People do not typically think of computer programs when they think of copyright. But because software and computer code can be difficult to patent, they are often protected by copyright or kept as trade secrets. Fair use comes into play here because of the prominence of open-source code, the idea that the content is available for public access and modification.
GOOGLE’S USE OF ORACLE’S SOFTWARE CODE
Last April, in the landmark case Google LLC v. Oracle America, Inc., the United States Supreme Court ruled that Google’s use of Oracle’s software code in its Android systems constituted fair use under copyright law. The copying or use of the code was deemed transformative because it was used in a different way than the original work. The Court did not explicitly rule on whether the code, consisting partially of application program interfaces (APIs), was copyrightable, but ruled that even if valid copyright protection existed, Google’s use did not infringe.
This decision was highly controversial. On one hand, it is bad for businesses who want to protect their software through the copyright system. On the other hand, it provides benefits to developers who want to use copyrighted code to make further improvements. The Court’s opinion stated that not deeming Google’s use of the code to be fair use would create a “lock limiting the future creativity of new programs,” to which Oracle would hold the only key. The Court’s decision furthers one of the major goals of intellectual property protection in the United States, to stimulate innovation.
COPYRIGHT AND STATE LAWS IN ARIZONA
In 2019, Arizona House Bill 2418 was passed. This signed into law, inter alia, a provision which requires automobile dealerships to share data stored in their dealer management systems (DMS) with third parties. The law prohibits dealers from charging fees for the use of that data. The purpose of the statute was to improve data privacy protections for consumers and to prevent anticompetitive practices.
Unhappy with the new requirements, CDK Global LLC and Reynolds and Reynolds Co., two DMS licensing companies, filed suit in district court. They sought an injunction and a declaratory judgment that the state statute violated federal copyright law. They argued that allowing third parties to make unlicensed copies of the DMS violated reproduction rights under their copyright protection. The licensing companies also made other claims on constitutional grounds.
The district court denied the motion, holding that the Arizona statute did not violate federal copyright law. On appeal, in October 2021, the Ninth Circuit came to the same conclusion and upheld the judgment. The court cited Google v. Oracle America as support for its conclusion that APIs may not be protectable under copyright law. The Court determined that the data itself is not protected by copyright, and the APIs, which used the data stored in the DMS, were not necessarily entitled to copyright protection.

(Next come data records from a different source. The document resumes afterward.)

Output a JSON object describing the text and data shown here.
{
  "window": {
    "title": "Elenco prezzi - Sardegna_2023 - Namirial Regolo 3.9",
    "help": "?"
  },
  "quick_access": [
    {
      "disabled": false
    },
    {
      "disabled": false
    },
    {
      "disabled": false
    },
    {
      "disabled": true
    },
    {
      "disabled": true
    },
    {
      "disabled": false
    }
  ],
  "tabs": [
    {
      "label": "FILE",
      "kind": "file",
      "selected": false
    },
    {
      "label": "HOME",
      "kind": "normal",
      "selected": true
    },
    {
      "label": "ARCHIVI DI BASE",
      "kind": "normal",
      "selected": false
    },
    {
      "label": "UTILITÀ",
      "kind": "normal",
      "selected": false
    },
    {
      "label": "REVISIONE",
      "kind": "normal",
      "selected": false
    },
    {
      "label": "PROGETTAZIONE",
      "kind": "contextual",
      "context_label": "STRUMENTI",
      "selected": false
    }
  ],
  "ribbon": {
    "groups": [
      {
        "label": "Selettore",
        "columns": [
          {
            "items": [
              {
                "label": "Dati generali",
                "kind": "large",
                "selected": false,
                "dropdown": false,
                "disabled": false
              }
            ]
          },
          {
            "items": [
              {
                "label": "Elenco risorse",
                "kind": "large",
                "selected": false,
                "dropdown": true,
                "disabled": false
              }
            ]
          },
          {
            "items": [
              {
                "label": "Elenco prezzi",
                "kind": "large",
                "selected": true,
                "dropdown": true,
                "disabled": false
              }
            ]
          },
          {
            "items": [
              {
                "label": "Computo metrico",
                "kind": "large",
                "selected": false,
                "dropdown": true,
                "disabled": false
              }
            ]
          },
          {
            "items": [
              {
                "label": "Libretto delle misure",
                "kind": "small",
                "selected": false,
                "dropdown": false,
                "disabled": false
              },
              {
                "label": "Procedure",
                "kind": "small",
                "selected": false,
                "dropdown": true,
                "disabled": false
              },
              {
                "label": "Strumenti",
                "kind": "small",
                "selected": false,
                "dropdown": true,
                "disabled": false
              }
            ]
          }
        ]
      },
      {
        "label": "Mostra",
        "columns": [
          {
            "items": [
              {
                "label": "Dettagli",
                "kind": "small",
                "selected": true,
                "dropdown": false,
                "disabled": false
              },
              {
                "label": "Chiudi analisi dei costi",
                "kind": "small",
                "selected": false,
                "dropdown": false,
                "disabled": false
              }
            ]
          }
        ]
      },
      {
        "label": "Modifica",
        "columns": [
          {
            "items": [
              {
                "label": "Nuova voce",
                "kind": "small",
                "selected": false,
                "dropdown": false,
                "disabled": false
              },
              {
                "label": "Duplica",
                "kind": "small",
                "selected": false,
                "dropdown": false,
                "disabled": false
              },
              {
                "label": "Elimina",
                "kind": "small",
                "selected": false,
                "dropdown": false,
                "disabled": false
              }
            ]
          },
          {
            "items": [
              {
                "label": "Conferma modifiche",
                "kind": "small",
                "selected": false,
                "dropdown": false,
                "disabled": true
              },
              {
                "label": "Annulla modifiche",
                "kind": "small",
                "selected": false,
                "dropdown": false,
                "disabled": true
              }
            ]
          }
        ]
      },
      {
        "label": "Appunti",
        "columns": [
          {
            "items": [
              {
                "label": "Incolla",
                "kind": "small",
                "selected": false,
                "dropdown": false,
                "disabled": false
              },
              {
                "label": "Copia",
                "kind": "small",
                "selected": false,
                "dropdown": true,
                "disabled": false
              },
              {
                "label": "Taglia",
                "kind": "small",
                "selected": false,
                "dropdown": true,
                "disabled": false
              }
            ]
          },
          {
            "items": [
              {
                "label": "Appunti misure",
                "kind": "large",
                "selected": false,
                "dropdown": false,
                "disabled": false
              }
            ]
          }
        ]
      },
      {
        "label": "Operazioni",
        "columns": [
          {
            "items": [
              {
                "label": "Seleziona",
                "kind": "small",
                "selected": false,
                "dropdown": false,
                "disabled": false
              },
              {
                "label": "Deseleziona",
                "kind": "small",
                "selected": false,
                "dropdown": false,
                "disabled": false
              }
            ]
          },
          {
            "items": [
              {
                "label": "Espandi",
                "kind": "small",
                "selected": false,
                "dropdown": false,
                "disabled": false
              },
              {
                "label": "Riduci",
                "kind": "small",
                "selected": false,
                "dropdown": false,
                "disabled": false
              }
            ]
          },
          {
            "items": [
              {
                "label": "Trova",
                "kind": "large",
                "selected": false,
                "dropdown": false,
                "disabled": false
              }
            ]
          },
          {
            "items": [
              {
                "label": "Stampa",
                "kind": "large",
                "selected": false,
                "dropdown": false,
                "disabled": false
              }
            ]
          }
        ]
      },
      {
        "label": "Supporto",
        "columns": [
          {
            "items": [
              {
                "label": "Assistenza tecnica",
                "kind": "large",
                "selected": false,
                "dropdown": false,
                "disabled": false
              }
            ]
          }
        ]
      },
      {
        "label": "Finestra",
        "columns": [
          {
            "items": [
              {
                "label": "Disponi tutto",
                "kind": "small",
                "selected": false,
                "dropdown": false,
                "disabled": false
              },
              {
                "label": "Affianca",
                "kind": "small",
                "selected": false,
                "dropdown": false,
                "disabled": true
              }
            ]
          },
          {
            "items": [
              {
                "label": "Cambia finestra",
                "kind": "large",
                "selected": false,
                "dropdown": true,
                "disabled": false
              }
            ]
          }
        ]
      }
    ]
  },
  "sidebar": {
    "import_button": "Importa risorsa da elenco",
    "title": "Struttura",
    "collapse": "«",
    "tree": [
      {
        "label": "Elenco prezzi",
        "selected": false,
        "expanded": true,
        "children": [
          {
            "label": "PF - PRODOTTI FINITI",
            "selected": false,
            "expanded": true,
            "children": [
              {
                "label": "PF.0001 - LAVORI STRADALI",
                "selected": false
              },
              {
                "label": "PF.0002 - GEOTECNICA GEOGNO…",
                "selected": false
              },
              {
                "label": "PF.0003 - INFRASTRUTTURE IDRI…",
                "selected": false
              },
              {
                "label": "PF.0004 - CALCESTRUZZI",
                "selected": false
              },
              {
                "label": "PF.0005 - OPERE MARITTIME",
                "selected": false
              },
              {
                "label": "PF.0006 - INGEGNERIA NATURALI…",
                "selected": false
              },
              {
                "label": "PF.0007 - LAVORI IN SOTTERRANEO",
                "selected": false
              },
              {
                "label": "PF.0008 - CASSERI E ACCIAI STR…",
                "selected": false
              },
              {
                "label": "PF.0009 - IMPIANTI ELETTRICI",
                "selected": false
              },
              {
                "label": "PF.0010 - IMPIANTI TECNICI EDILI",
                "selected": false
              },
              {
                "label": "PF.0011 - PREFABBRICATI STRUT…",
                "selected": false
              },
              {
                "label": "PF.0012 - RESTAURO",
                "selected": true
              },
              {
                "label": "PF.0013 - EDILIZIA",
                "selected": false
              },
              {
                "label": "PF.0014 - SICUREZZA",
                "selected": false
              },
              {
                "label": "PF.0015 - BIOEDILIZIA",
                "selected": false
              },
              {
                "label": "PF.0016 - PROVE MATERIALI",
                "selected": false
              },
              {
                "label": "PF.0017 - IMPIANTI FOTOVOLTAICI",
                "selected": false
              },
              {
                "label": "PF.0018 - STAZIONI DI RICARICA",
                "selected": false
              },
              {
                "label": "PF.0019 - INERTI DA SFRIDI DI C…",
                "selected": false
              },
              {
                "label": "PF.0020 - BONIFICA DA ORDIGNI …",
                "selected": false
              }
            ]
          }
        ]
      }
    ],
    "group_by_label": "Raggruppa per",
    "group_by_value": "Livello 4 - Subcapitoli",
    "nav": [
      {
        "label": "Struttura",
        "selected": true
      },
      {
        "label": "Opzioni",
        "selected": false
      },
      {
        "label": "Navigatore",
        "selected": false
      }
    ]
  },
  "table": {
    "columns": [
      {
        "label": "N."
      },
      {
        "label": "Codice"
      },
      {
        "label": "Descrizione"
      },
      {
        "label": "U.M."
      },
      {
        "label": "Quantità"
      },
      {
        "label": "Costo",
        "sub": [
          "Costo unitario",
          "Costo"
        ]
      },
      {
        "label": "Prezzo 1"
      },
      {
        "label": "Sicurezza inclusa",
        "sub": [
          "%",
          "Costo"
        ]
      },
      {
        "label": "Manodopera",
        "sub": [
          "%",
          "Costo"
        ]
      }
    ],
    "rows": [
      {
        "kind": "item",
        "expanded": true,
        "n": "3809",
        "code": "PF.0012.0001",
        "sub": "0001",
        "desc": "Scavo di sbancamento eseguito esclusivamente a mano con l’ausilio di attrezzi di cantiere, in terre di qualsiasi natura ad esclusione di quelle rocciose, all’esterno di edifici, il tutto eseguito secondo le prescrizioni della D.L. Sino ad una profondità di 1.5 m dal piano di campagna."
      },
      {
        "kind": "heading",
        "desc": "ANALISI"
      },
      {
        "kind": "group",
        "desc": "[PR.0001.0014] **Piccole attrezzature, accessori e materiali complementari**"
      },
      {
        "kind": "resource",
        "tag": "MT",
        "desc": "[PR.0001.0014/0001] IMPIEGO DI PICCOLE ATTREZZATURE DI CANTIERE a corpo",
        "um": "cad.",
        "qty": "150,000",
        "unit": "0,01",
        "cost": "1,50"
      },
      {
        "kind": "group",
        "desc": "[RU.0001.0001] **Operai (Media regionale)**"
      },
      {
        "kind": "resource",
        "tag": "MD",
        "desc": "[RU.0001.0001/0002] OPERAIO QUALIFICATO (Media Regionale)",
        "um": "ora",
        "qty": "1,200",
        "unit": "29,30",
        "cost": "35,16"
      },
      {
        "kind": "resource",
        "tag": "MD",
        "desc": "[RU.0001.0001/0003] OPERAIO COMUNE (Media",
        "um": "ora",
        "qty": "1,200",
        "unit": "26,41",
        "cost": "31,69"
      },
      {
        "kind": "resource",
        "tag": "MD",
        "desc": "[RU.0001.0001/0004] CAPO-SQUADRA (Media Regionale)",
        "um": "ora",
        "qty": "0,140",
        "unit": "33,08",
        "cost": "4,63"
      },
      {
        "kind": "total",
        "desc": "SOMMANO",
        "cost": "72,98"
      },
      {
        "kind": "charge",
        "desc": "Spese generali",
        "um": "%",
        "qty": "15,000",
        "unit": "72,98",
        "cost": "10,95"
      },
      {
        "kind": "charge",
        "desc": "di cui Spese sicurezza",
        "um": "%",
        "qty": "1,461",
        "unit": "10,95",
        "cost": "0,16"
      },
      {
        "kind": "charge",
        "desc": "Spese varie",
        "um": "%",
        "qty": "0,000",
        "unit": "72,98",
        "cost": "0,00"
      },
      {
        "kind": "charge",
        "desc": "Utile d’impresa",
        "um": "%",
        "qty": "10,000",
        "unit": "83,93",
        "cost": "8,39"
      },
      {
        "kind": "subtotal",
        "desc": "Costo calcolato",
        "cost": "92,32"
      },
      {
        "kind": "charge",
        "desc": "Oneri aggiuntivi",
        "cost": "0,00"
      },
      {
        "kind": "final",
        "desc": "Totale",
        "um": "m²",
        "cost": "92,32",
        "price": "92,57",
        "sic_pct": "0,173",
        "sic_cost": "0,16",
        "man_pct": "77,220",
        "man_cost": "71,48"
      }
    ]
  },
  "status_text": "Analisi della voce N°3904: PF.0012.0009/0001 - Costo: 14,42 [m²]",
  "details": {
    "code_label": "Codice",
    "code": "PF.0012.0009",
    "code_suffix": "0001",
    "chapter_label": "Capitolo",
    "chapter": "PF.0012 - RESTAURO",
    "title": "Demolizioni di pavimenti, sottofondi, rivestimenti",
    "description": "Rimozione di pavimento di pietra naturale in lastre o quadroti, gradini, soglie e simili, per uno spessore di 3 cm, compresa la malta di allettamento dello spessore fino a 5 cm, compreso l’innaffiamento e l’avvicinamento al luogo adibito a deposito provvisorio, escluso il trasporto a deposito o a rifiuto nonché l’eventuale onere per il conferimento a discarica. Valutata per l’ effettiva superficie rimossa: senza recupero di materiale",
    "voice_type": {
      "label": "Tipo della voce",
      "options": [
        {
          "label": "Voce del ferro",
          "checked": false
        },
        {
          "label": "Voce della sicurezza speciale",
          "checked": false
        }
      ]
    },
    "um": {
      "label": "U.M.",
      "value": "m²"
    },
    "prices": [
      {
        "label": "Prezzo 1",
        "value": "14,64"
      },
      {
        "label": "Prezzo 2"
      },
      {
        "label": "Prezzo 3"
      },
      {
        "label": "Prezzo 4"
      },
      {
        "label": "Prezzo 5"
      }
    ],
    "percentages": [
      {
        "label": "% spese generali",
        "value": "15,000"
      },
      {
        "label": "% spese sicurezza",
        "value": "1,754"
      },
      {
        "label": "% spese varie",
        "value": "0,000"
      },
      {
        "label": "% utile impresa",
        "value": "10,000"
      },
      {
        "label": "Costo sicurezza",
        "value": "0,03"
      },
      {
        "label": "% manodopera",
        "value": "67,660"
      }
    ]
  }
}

IMPLICATIONS OF THE DECISION
The CDK Global v. Brnovich case appears to be bad news for licensing companies such as CDK Global and Reynolds and Reynolds Co. because they can no longer generate revenue from licensing DMS if third parties are legally allowed to use the data stored in the DMS free of charge. But it appears to be good news for consumers and developers. It may also be good news for society as a whole because allowing free use of the data incentivizes further development and innovation.
In this case, the state statute was found to be in compliance with federal copyright law. But does this mean it is a good law? It depends who you ask. For owners of software such as APIs, this law is not beneficial because it takes away some of the intellectual property rights they seek and forces them to share information at no cost. But the law benefits software users and innovators because it allows them to build from existing software code at no cost. In turn, this seems to benefit society overall. In a free market environment like the United States, such laws will always be beneficial to some parties and detrimental to others. But the state and federal governments attempt to make and uphold laws that confer the most benefit and order on the affected jurisdiction as a whole. It has yet to be seen if this most recent ruling will stand the test of time.